Vertex and CRISPR Project Nearly 3× Growth for Casgevy in 2026 as Patient Access Expands

February 13, 2026-Following a slower-than-expected commercial launch, Vertex Pharmaceuticals and CRISPR Therapeutics expect revenues from their jointly developed gene therapy Casgevy to nearly triple in 2026, driven by expanding patient access, increasing infusion volumes, and broader insurance coverage.

Casgevy, a CRISPR-based gene-editing therapy approved for sickle cell disease (SCD) and transfusion-dependent beta thalassemia (TDT), generated $115.8 million in revenue in 2025, including $54.8 million in the fourth quarter alone—exceeding analyst expectations of $38 million. By comparison, the therapy brought in $10 million in 2024, its first full year on the market following initial approval in December 2023.
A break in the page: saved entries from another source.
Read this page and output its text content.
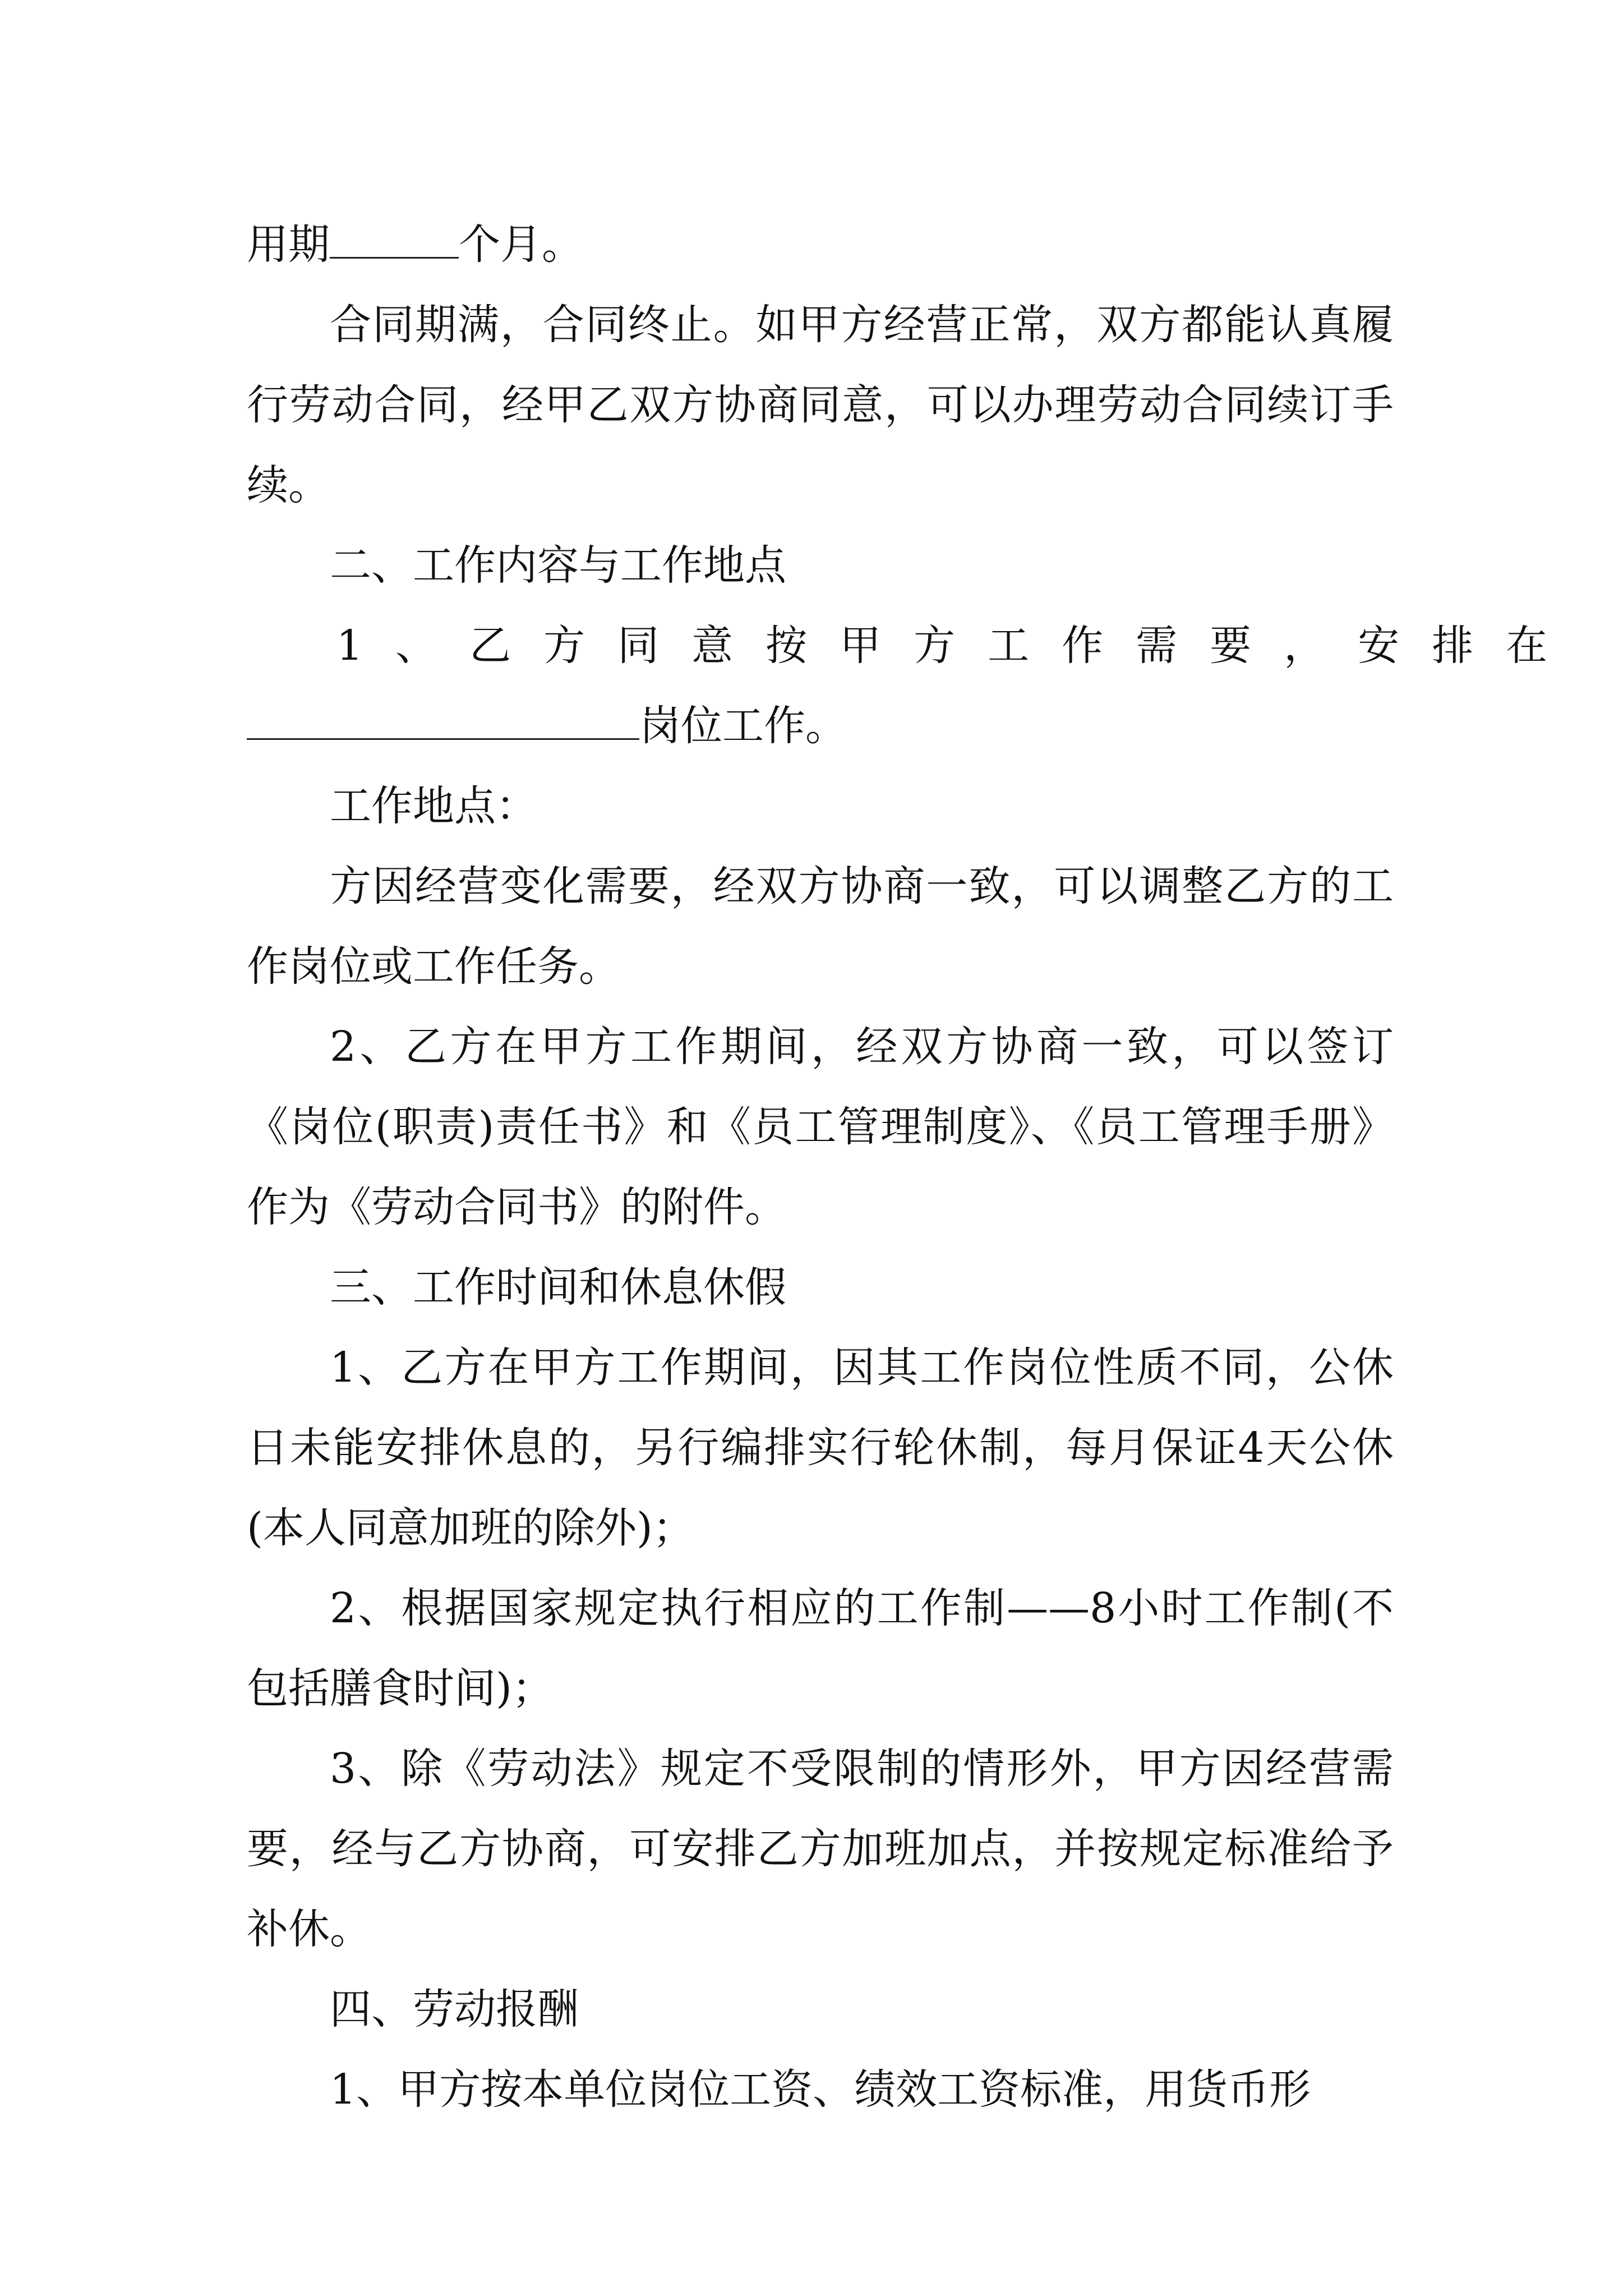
用期	个月。

合同期满，合同终止。如甲方经营正常，双方都能认真履行劳动合同，经甲乙双方协商同意，可以办理劳动合同续订手续。

二、工作内容与工作地点

1、乙方同意按甲方工作需要，安排在

岗位工作。

工作地点：

方因经营变化需要，经双方协商一致，可以调整乙方的工作岗位或工作任务。

2、乙方在甲方工作期间，经双方协商一致，可以签订《岗位(职责)责任书》和《员工管理制度》、《员工管理手册》作为《劳动合同书》的附件。

三、工作时间和休息休假

1、乙方在甲方工作期间，因其工作岗位性质不同，公休日未能安排休息的，另行编排实行轮休制，每月保证4天公休(本人同意加班的除外)；

2、根据国家规定执行相应的工作制——8小时工作制(不包括膳食时间)；

3、除《劳动法》规定不受限制的情形外，甲方因经营需要，经与乙方协商，可安排乙方加班加点，并按规定标准给予补休。

四、劳动报酬

1、甲方按本单位岗位工资、绩效工资标准，用货币形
For 2026, Vertex projects $500 million in combined revenue from Casgevy and its newly approved non-opioid pain therapy Journavx, representing a 185% increase year-over-year.

Company executives attribute confidence in the forecast to growing patient momentum. Approximately 300 patients initiated the treatment process in 2025, with about 150 undergoing initial cell collections. Given the lengthy autologous gene-editing workflow—spanning cell collection, ex vivo editing, conditioning, and reinfusion—these early-stage patients provide visibility into 2026 revenue realization.

Insurance access has also improved substantially. Approximately 90% of eligible U.S. patients now have reimbursed coverage, and Casgevy is approved in 10 countries outside the United States, including Scotland for beta thalassemia. Additional European and Middle Eastern markets are also contributing to patient flow.

Vertex plans to file for label expansion into pediatric patients aged 5 to 11 in the first half of 2026, supported by Phase 3 data presented at the 2025 American Society of Hematology meeting demonstrating efficacy in younger sickle cell and beta thalassemia patients.

Despite growing momentum, executives acknowledged continued quarter-to-quarter revenue variability due to the extended patient treatment journey and the timing of cell infusions, which trigger revenue recognition. The company expects revenue patterns to stabilize in 2027 as the treatment pipeline matures.

Analysts view Casgevy as reaching an inflection point, signaling that complex gene therapies may gradually overcome early commercialization hurdles as reimbursement frameworks, infrastructure, and physician confidence evolve.